Lavora quasi come un sarto.
«Le canzoni sono come i vestiti, se una non va per me può essere adatta a Patty Pravo, che è una donna di una certa età».
Scherza, scherza, intanto, è diventato una star da stadio. Un tour come quello che farà questa estate se lo potrebbero permettere solo Vasco, Liga e Jovanotti.
«Ma non so se ne farò altri. Il tour dell’anno scorso era un’eccezione, anche se non c’è stato un solo minuto in cui mi sono sentito fuori luogo. Quello di quest’anno è un investimento. Magari fra 15 anni fare gli stadi sarà una cosa che tutti si aspettano da me, come succede per Vasco e Liga.».
Nel bagno di folla c’è un senso di rivalsa, dopo quell’adolescenza che lei racconta frustrante?

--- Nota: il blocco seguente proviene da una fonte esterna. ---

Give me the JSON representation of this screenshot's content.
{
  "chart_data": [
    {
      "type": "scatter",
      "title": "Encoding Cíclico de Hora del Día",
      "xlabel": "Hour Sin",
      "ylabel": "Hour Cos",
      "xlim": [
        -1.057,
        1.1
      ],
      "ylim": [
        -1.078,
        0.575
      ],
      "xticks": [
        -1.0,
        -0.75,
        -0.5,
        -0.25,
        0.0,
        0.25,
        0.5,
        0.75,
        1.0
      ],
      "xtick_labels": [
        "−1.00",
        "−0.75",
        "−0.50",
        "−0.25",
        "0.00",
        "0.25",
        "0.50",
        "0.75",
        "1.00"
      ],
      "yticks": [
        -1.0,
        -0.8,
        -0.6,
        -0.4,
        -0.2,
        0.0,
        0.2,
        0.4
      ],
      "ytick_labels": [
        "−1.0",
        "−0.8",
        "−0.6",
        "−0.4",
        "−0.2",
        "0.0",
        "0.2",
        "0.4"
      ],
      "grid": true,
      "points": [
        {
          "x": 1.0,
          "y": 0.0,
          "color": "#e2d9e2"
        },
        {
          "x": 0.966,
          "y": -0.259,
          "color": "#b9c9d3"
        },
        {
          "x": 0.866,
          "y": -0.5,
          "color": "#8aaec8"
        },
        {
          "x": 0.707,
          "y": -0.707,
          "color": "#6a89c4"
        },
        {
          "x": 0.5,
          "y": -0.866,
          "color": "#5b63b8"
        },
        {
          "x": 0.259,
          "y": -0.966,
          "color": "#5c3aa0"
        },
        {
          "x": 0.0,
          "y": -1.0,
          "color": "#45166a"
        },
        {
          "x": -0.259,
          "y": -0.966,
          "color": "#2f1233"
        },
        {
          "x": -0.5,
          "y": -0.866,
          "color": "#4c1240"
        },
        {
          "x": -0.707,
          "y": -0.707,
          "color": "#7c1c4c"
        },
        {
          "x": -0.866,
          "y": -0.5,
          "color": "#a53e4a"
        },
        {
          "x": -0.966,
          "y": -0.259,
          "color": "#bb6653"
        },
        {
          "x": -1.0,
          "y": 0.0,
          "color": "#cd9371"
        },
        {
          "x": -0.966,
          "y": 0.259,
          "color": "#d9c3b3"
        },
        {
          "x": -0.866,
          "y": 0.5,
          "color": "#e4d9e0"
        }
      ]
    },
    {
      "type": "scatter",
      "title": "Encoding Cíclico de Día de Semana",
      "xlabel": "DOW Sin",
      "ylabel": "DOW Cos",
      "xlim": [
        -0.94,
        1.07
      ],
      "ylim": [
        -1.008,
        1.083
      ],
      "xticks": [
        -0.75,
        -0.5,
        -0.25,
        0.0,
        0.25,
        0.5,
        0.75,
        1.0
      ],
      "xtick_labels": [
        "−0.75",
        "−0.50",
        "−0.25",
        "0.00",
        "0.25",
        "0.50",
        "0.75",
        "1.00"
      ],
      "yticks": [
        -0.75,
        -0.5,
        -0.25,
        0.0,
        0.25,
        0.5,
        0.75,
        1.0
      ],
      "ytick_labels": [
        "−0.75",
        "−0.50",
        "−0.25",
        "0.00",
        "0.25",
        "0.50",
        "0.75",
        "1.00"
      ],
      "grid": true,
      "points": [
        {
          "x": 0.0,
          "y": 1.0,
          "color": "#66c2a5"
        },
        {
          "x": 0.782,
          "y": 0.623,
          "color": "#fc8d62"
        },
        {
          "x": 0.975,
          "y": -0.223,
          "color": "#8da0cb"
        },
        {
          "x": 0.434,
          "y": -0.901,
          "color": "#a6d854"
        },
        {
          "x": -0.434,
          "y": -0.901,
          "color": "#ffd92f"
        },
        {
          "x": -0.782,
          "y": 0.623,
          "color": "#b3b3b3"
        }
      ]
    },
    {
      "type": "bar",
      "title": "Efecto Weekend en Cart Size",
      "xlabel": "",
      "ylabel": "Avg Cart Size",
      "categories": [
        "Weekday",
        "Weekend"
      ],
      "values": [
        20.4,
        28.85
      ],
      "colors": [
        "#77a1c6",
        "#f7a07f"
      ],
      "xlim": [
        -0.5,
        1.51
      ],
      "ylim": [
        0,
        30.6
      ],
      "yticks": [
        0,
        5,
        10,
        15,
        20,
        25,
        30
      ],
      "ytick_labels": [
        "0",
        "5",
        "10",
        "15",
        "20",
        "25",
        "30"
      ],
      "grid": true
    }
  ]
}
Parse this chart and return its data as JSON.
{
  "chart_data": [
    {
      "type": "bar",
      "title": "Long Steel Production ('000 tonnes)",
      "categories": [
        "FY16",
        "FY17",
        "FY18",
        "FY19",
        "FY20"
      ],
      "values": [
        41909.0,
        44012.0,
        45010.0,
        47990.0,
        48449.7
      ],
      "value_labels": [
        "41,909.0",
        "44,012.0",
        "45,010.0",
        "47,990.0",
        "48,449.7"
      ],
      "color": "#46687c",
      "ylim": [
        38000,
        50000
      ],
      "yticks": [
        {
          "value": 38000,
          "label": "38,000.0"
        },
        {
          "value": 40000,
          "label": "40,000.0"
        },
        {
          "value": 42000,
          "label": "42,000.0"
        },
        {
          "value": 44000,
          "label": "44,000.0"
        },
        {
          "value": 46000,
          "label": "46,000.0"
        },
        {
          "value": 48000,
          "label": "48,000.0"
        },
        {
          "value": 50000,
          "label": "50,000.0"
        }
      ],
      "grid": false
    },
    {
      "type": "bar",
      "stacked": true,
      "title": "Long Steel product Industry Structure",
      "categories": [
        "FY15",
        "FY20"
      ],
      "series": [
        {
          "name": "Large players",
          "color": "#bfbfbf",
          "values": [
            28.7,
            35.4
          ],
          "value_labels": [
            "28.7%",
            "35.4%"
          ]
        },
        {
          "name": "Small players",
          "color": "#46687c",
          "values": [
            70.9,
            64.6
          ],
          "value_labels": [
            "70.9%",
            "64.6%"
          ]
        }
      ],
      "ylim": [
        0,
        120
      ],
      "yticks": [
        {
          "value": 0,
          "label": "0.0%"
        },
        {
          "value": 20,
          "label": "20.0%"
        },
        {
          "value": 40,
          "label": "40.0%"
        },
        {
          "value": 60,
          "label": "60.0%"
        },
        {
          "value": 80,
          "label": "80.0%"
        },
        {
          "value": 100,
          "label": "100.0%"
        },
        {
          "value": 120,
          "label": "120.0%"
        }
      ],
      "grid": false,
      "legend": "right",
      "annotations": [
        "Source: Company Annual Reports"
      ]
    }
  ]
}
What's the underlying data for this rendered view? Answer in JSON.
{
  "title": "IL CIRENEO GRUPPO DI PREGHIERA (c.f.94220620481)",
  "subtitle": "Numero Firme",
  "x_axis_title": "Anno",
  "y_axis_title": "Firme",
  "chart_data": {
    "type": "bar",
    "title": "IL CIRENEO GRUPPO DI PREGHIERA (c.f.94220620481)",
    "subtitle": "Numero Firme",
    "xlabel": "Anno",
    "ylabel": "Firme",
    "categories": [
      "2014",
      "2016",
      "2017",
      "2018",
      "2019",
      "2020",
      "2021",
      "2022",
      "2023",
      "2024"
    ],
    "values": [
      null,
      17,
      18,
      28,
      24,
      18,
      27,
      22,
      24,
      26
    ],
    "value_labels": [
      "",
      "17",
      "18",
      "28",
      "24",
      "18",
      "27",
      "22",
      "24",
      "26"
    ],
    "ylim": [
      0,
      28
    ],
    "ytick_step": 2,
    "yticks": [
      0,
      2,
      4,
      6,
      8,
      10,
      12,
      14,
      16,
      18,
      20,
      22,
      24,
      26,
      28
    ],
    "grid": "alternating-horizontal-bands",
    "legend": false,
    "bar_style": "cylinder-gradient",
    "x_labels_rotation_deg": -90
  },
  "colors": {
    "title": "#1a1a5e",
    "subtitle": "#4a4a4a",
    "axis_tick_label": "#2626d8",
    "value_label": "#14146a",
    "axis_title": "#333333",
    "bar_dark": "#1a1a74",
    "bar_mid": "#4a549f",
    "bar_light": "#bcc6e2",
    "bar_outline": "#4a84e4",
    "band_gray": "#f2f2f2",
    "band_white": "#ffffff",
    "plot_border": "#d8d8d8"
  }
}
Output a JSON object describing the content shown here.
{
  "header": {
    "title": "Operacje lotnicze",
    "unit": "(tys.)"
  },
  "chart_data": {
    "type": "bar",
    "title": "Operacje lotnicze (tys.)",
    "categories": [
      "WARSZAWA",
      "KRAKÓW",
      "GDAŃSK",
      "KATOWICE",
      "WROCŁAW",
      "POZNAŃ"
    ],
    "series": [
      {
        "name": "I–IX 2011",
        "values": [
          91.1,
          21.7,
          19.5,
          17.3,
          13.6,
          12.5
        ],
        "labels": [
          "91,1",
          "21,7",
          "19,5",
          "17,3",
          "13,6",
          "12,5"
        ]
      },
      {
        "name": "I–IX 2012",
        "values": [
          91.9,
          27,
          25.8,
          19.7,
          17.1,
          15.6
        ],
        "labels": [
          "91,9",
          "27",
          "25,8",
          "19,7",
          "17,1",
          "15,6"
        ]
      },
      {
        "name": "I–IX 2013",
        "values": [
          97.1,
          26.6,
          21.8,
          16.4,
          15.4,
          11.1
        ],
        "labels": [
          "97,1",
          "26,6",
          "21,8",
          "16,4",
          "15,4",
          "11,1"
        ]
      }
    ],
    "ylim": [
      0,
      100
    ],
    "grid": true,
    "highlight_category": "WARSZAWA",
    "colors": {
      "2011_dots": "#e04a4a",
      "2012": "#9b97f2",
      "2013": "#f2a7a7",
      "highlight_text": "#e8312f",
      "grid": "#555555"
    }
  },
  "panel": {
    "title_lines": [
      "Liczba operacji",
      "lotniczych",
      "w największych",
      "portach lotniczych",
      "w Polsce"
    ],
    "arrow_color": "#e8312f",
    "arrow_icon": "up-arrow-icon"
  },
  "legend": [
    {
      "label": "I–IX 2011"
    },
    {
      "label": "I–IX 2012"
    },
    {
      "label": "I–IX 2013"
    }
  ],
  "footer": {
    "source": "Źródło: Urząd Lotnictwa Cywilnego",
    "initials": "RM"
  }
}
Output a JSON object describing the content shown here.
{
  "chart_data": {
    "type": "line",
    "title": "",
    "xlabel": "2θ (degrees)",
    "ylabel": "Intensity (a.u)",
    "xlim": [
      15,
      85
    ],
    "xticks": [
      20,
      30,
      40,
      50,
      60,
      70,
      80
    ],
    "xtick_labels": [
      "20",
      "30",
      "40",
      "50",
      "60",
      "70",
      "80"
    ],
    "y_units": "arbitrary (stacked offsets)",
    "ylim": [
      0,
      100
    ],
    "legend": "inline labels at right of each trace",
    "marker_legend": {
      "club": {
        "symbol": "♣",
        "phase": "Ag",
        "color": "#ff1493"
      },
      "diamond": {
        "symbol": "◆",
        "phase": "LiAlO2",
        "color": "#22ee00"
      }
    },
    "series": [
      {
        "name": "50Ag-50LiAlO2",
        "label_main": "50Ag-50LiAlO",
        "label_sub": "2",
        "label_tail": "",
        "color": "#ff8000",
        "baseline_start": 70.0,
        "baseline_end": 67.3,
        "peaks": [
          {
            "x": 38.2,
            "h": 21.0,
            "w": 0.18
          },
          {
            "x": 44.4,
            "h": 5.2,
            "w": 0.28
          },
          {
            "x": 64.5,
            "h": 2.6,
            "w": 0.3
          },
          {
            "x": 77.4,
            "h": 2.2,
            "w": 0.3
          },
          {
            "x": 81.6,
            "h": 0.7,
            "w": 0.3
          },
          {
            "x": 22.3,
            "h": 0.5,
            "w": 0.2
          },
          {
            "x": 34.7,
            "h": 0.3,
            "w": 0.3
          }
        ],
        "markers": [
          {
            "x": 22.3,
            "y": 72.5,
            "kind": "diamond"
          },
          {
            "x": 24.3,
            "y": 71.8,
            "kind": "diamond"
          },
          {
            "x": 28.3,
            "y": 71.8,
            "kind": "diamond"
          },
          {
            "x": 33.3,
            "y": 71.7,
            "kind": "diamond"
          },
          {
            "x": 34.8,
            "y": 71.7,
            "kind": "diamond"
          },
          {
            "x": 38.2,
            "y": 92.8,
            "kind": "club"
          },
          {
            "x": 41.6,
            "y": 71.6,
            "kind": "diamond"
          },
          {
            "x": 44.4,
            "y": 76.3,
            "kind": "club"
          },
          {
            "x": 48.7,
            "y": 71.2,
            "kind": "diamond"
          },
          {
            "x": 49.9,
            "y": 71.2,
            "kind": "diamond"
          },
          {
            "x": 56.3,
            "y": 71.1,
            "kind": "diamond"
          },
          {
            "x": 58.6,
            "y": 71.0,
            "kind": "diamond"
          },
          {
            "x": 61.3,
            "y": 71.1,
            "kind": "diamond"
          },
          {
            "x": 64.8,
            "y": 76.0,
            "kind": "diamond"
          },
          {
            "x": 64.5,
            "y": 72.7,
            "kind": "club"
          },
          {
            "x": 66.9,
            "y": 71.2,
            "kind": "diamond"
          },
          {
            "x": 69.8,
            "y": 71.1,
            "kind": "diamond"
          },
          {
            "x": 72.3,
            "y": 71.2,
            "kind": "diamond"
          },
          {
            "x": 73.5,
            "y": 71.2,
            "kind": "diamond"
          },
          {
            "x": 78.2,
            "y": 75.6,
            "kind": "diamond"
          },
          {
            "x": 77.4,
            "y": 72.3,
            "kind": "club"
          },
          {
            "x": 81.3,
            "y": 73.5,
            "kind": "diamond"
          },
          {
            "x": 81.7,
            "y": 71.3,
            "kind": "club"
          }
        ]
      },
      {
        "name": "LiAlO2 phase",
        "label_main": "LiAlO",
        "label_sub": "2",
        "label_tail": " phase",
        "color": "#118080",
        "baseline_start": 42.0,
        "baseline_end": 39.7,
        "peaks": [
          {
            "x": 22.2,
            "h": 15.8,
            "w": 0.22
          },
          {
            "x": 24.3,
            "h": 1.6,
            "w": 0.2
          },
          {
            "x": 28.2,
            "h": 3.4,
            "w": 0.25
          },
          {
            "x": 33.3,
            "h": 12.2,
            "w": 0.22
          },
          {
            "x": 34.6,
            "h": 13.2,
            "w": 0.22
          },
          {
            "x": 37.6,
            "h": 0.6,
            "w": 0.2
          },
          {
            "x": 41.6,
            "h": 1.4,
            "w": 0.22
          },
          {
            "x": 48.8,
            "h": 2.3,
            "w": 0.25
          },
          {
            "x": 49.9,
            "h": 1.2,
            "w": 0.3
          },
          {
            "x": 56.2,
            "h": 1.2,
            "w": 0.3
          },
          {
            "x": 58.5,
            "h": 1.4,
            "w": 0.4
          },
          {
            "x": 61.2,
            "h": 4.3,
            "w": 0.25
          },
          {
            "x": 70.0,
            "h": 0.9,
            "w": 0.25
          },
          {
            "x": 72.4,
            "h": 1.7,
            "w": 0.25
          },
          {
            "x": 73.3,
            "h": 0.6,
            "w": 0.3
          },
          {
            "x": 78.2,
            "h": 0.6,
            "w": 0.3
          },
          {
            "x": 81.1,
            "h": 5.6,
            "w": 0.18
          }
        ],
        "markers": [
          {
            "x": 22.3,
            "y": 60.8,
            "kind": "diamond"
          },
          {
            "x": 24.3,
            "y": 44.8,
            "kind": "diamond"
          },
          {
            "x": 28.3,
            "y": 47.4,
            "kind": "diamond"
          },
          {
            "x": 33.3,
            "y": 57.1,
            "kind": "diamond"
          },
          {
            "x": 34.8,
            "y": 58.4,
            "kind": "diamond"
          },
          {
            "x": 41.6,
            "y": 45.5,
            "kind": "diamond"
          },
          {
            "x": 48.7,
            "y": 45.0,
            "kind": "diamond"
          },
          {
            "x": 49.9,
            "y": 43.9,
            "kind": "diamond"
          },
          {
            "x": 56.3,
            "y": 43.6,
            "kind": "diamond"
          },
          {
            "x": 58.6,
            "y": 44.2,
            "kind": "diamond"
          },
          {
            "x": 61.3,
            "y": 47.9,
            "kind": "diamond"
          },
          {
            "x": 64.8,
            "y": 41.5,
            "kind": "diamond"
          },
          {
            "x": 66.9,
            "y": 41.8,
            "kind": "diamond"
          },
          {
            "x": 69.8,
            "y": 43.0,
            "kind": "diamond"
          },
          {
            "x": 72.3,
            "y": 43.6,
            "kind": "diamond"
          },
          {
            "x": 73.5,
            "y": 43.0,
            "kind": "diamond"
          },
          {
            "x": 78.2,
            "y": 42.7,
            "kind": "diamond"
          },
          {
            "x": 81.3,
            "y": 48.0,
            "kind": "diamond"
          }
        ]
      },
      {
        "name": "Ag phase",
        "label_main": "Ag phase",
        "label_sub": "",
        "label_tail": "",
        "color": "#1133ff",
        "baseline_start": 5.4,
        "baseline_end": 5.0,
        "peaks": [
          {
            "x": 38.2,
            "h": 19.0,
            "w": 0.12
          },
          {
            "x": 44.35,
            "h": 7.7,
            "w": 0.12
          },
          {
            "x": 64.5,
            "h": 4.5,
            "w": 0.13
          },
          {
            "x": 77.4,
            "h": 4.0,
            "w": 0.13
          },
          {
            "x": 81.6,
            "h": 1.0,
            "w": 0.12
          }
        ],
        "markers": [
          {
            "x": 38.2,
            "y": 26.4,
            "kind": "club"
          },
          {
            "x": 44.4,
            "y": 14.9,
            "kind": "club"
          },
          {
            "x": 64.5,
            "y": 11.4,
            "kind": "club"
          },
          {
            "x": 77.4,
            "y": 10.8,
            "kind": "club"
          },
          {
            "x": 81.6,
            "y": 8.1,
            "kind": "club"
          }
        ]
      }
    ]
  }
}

«Più che rivalsa, rivincita. Quello che so di certo è che, dopo questo giro di stadi, mi fermerò. Niente autunno nei palazzetti, ci rivedremo nel 2019 col nuovo album e nel 2020 coi concerti. So che può sembrare una follia, l’idea dominante oggi è che uno debba stare sempre lì. Ma per fare cose belle ci vuole tempo. È l’unico modo per non bruciarsi».
Tiziano Ferro debutta l’11 giugno a Lignano Sabbiadoro, a seguire tre date a San Siro e due all’Olimpico. Il 15 luglio chiusura Firenze.
«Sarà un concerto divertente, dinamico, pensato dal punto di vista dello spettatore non dall’ego di un cantante che si sente onnipotente. Al centro ci saranno le canzoni, ma non mi piacciono quei megapalchi costruiti per distrarre dalla musica»: è la promessa.